I learned about the typical path to becoming a recording engineer, which means being an intern (read: coffee-maker and food-getter) for a certain window of time, after which they either find you more meaningful work, or they don't. Meaningful work apparently means things like chopping out fret buzz from between every note of a bass part. Things like that happened on this EP. Can you tell? It seemed kinda like make-work to me, but I think it's more that when your role doesn't give you much control over the content, you can probably go overboard making sure there are no possible problems with the things you do control. Especially with slave labor close by!

There's a reason why people are willing to put up with all that, though, and it's because it is fun and exciting recording things. And when you're not there for the actual work of mixing, it really seems like magic. We pretty much just came in to record and listen to mixes in various states of progress, and I missed the power of choosing comps and finicking with note timing on solos. At the same time it's nice getting a result that's easy to accept for what it is as opposed to having to fret about every decision that's made.

The EP was done by the fall, and we applied to a couple grants to get a video made for the single, "Let it Go". We developed a couple concepts with a team of videographers that we didn't end up working with, which was an interesting experience anyway. In what I'm sure is a common dynamic, we had a strong but difficult-to-execute narrative idea, and the video people were preoccupied with disjointed images and arresting, ambiguous symbolism.

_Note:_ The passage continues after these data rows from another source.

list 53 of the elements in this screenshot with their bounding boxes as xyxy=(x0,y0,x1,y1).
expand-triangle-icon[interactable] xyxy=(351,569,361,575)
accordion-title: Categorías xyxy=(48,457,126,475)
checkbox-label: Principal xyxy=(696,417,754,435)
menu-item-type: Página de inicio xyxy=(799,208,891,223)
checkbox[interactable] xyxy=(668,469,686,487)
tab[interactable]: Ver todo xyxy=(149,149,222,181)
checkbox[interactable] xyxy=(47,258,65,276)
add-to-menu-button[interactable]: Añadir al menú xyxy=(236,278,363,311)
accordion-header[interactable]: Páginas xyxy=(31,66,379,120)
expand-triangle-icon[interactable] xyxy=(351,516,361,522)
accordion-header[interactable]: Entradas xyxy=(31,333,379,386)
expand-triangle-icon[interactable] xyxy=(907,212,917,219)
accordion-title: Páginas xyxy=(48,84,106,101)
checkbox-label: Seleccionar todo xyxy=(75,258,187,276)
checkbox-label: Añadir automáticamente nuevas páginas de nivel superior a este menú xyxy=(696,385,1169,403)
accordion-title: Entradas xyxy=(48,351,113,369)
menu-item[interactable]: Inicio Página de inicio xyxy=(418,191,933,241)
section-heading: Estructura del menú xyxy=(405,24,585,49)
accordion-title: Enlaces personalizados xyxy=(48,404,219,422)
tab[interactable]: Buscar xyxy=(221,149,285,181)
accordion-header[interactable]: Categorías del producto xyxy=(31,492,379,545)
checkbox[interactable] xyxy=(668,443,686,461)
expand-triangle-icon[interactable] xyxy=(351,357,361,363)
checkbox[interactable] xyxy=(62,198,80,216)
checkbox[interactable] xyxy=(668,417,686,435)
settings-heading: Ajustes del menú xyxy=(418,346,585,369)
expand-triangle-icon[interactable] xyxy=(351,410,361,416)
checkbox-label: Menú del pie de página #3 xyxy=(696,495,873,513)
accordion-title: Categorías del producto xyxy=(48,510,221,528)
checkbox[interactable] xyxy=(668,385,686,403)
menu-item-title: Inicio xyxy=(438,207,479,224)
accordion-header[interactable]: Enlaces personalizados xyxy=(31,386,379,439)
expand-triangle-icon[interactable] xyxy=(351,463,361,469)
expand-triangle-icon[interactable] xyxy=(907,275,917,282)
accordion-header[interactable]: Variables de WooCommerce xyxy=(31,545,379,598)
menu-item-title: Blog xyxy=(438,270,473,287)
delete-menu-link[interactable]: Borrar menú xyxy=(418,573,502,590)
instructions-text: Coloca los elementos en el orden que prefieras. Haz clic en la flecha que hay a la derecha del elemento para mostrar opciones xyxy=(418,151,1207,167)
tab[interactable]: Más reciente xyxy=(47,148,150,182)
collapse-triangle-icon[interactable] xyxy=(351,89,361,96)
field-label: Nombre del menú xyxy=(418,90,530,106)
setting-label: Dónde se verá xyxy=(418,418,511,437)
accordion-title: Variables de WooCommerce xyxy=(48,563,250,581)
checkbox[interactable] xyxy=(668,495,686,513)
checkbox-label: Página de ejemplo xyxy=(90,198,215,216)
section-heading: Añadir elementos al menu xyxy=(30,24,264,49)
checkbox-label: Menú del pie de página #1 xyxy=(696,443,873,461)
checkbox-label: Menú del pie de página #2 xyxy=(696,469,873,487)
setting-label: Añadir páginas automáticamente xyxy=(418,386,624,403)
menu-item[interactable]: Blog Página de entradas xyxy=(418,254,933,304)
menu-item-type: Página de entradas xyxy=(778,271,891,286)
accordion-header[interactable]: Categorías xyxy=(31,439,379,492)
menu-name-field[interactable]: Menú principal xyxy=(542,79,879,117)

We wound up landing a MUCHfact viral video grant anyway. The contract had a short deadline to finish the video, so we decided to realize the second concept with a friend of the band who works in video production. The central idea of the video was to mirror the song, which is about not feeling limited by a diagnosis of mental illness. In the video world, a doctor physically tattoos the diagnosis onto the patient. We shot the scenes over several days, splitting our budget between the crew, props, makeup, and food for the unpaid actors. I just barely got the finished copy back to MUCHfact on time, and we released the video with the EP launch.


While this stuff was going on, the director of a theatre company in Toronto that I know through a Montreal bandmate asked me if I was interested in writing the music for an original musical they were putting on for Toronto Fringe Fest. So I said yes, because that's what you do when that happens.